Mason Heberling

I am a botany curator and plant ecologist studying the functional ecology of understory plant species in temperate forests, especially in the context of climate change and introduced species invasions. As a museum curator, I strive to facilitate and broaden the use of natural history collections by students, researchers, and the public. As a museum-based researcher, I use herbarium specimens, field experiments, and observational data to understand basic plant function and complex ecological interactions. My research program explores a diverse range of topics under the umbrella of global change biology and museum collections. These projects currently focus on the following:

1)  New roles for natural history collections in the Anthropocene. With over 390 million plant specimens collected by thousands of botanists over nearly five centuries residing in over 3,000 collections worldwide, herbaria (collections of preserved plant specimens) comprise an enormous resource for understanding the world around us. Herbarium specimens are receiving unprecedented attention due to recently developed methods, new perspectives, and perhaps most notably, their increased accessibility through widespread digitization. While the longstanding functions of herbaria rooted in taxonomy and systematics remain critically relevant in modern research, herbarium data are increasingly used in unanticipated ways. A major aim of my research seeks ways to increase the research value of museum specimens, enhancing traditional uses and developing new uses altogether. We are involved in several large-scale specimen digitization projects. We are rethinking the way new specimens are collected, in addition to how existing specimens are used in research. My research program uses specimens as spatially, temporally, and taxonomically rich sources of phenotypic and genotypic data. More specifically, we are using specimens to uncover human-induced shifts in leaf functional traits, plant flowering times, and even plant root-associated microbial communities.

2) Phenological mismatch and impacts of disrupted interactions under climate change and species invasions. The seasonal timing of biological events such as leaf emergence, flowering, and fruiting is especially critical for forest wildflowers that rely upon high light in the spring, before being shaded out by trees. Our research in the northeastern United States demonstrates that the timing of leaf out for overstory trees advanced at a faster rate than understory wildflowers in response to warmer spring temperatures over the past 150+ years. This climate change-induced phenological mismatch between overstory trees and understory wildflowers has already significantly decreased understory wildflower plant carbon budgets and is projected to cause further performance declines in the coming decades. In addition to climate change, our forests are increasingly invaded by non-native shrubs with extended leaf phenology (early leaf out in spring and/or late leaf drop in autumn), forming dense canopies that further reduce understory light levels. We are studying the impacts of increased shade on forest wildflowers, the biological mechanisms explaining different phenological responses of trees, shrubs, and wildflowers, and how these phenological mismatches may differ across latitude and different temperate forest floras of the world.

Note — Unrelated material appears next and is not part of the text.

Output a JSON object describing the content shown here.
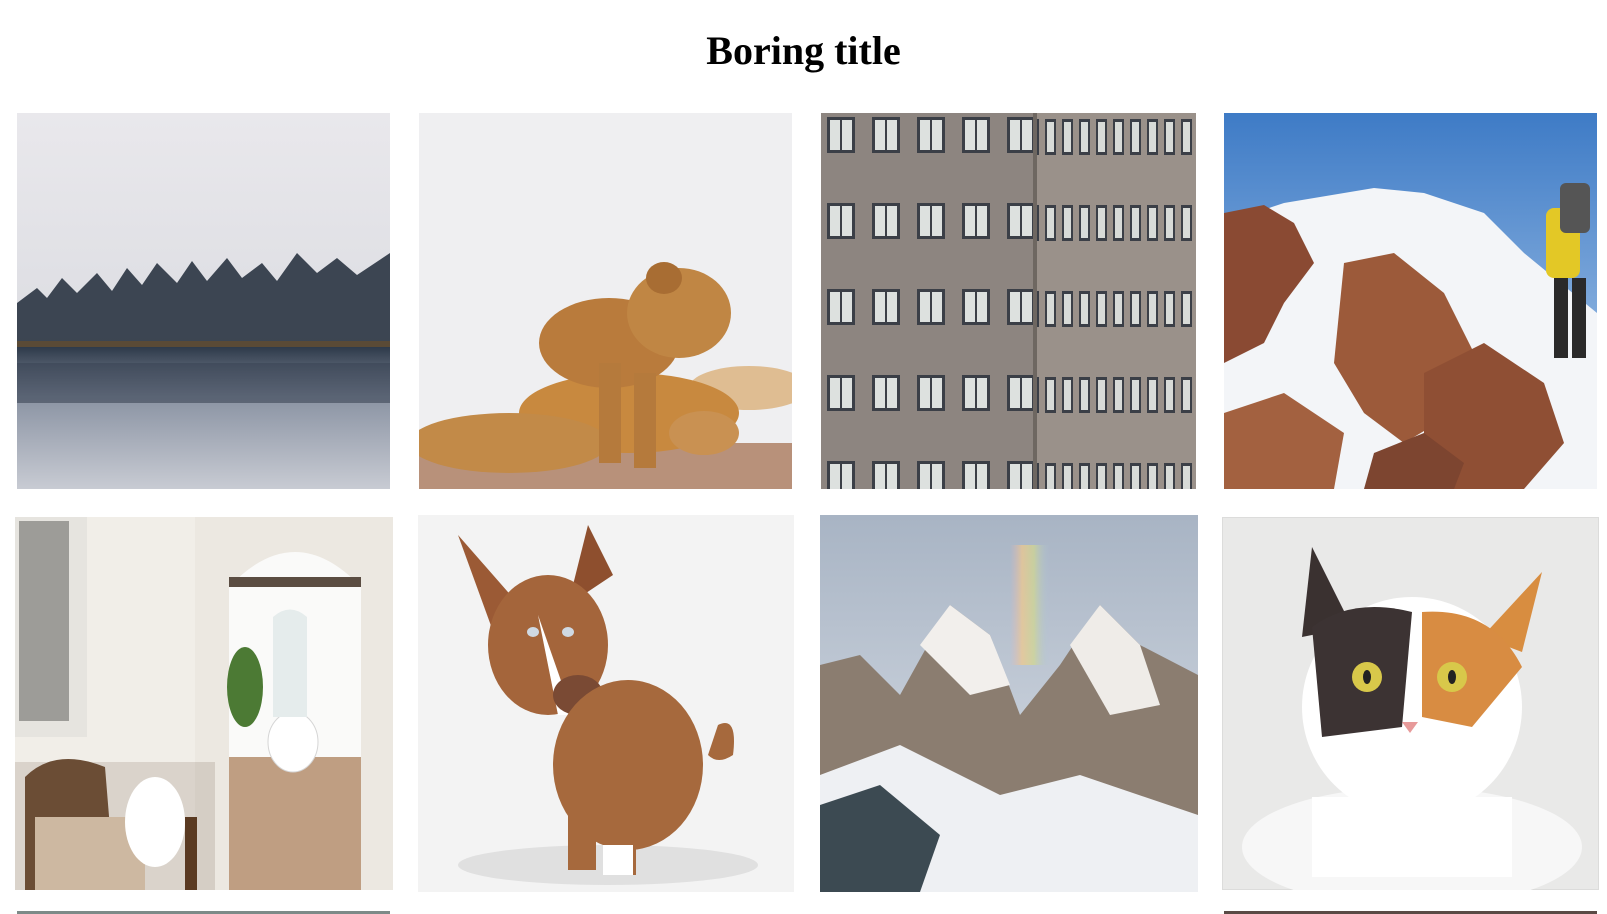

3) Physiological ecology of native and invasive plants. The globalization of human activities has resulted in the movement of plants around the world, with ecological impacts of serious conservation concern. This ongoing reshuffling of species serves as one of the largest unplanned experiments in ecology and evolution. Intuitively, it appears paradoxical that non-native species, with no opportunity for local adaptation, can exhibit greater fitness than native plants with this advantage. Our research seeks to explain what traits or strategies make invasive species successful, and whether invaders follow different physiological tradeoffs than native species. The success of native and invasive plants in eastern North American forests intersects with other aspects of environmental and ecological change, including novel species interactions, deer overabundance, climate change, and habitat degradation. Our research focuses on several invasive species of concern in the Pittsburgh area and beyond, especially in forests, including allelopathic garlic mustard (Alliaria petiolata) and Japanese, giant, and hybrid knotweed species (Reynoutria spp.). While much of these comparative ecophysiological studies are couched in terms of biological invasions and conservation, at the core of my research is understanding why plants from different regions of the world might function differently, despite similar present-day abiotic conditions. Current theories on the evolution of plant function assume strong global convergence in resource use strategies, yet many invasive species seem to follow different physiological tradeoffs than native species.